Ok, maybe I was doing too much embroidery last week with Judy and got a little punchy thinking up titles! One of the big reasons we had waited on the birds was uncertainty about the tail and wing stitches. It was very hard to tell from the photos that Susan had sent me if the black outline was reverse chain or something else. Then there was the fill in each of the outlined areas. It seemed as if there was knot stitch, plaited braid, something akin to fly stitch, heavy chain, and reverse chain. And there didn’t seem to be any rhyme or reason between the different birds to what stitch was used for which fiber. There seemed to be a blue and pink silk along with silver and silver-gilt used.
I closely photographed the birds when I visited the jacket. The outline stitch was stem stitch in black. In the areas where the black wasn’t flanked on either side by other thread, it had broken away leaving needle holes. After outlining the feathers on our jacket, I set about looking at all the pictures in detail and charting out on a piece of paper the patterns that showed up.
What I noted was that there are four regions to the wing/tail. Closest to the breast is the vertical segment. Always done in silver-gilt or silver. Could be done in plaited braid or heavy chain. Next segment of the wing is done in alternating blue silk and silver-gilt. The stitches there could be plaited braid, heavy chain, ceylon stitch or fly. The next segment was the tip of the wing and was worked in pink and silver using again plaited braid, heavy chain, ceylon or fly. The tail could have one or two segments and was always ended in a blue feather with silver-gilt. But again, a mixture of stitches between birds.

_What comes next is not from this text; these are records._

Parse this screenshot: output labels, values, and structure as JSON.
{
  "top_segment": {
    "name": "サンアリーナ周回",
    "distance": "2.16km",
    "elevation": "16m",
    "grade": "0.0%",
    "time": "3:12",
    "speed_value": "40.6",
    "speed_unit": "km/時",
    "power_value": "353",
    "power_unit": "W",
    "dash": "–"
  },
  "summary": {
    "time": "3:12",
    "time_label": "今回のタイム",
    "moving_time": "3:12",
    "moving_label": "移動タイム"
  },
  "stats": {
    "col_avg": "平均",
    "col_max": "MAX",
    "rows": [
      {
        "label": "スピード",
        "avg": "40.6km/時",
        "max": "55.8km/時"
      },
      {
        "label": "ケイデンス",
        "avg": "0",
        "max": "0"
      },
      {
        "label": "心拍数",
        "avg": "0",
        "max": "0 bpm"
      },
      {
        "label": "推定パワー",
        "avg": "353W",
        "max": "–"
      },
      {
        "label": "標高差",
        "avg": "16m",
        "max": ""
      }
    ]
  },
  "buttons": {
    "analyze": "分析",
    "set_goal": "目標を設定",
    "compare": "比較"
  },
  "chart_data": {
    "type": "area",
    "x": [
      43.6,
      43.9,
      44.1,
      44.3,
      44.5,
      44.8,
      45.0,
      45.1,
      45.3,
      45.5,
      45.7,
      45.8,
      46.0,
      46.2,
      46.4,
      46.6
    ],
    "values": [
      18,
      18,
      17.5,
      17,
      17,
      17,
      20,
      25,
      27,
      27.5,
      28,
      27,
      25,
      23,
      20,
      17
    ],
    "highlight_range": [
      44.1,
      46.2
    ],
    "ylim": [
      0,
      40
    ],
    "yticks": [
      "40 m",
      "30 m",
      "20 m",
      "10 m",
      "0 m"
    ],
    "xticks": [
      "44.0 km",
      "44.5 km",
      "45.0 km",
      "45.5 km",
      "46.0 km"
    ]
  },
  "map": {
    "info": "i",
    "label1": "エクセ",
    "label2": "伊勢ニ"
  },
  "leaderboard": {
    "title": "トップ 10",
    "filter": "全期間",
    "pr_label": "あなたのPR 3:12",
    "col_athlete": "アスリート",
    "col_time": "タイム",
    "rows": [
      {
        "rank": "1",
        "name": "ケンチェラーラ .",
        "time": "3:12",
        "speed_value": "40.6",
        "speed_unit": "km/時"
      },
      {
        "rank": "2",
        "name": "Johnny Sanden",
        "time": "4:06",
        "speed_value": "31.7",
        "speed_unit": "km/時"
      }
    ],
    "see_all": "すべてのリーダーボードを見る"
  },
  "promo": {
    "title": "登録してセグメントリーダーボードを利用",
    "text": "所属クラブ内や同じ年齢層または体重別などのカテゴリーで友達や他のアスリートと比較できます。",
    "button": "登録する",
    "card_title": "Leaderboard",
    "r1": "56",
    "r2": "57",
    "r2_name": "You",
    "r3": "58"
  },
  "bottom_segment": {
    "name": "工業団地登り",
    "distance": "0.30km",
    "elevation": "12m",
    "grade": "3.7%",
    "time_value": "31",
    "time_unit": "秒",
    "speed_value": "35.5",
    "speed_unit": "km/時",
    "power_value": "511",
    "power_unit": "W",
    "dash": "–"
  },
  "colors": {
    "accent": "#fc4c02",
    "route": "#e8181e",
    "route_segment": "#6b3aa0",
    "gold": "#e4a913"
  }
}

This perplexed me until I was looking more closely at our outlined spaces on two birds and was trying to choose among their stitches for each outlined feather and realized what had been going on. Depending on the tracing and the stem stitch outline, some segments were bigger or smaller than others. When using a set thread, some stitches such as heavy chain are defined in their width and can’t get much bigger. So the top segment of a pink wing might be narrow and would fit a heavy chain width, the lower pink segment might be wider and so something else would have to be worked there to fill it properly. There, fly or ceylon might fit the bill. Duh. They did what worked. Yet again that is the lesson we have learned over and over. We keep getting fooled by the seeming regularity to the order of stitch choice and working direction, when in reality the stitchers just needed to get it done however they could.
Their mantra: ‘Get it Done, Save Silk, Skimp on Gold, Whatever Works’
When we apply that to any perplexing problem looking at historic embroidery – the answer becomes clear. I find this project fantastic because while these points might be ‘Duh’ moments to those engaged in the craft, they are not to historians of textiles and costume. Often they get wrapped up in the possibilities of layers of meaning in these objects and forget that the craftspeople working on them were not always ‘Artists’ in the esoteric sense but tradespeople who needed to make money to eat or amateurs who wanted to make something pretty for a gift. And often the mixed possibilities inherent in “Get it Done” are lost on historians. Buying premade parts, using leftovers, farming out your piece to others to finish, buying kits, etc. This project has put together a wealth of data to show that the thought process of the craft was the same 400 years ago as today.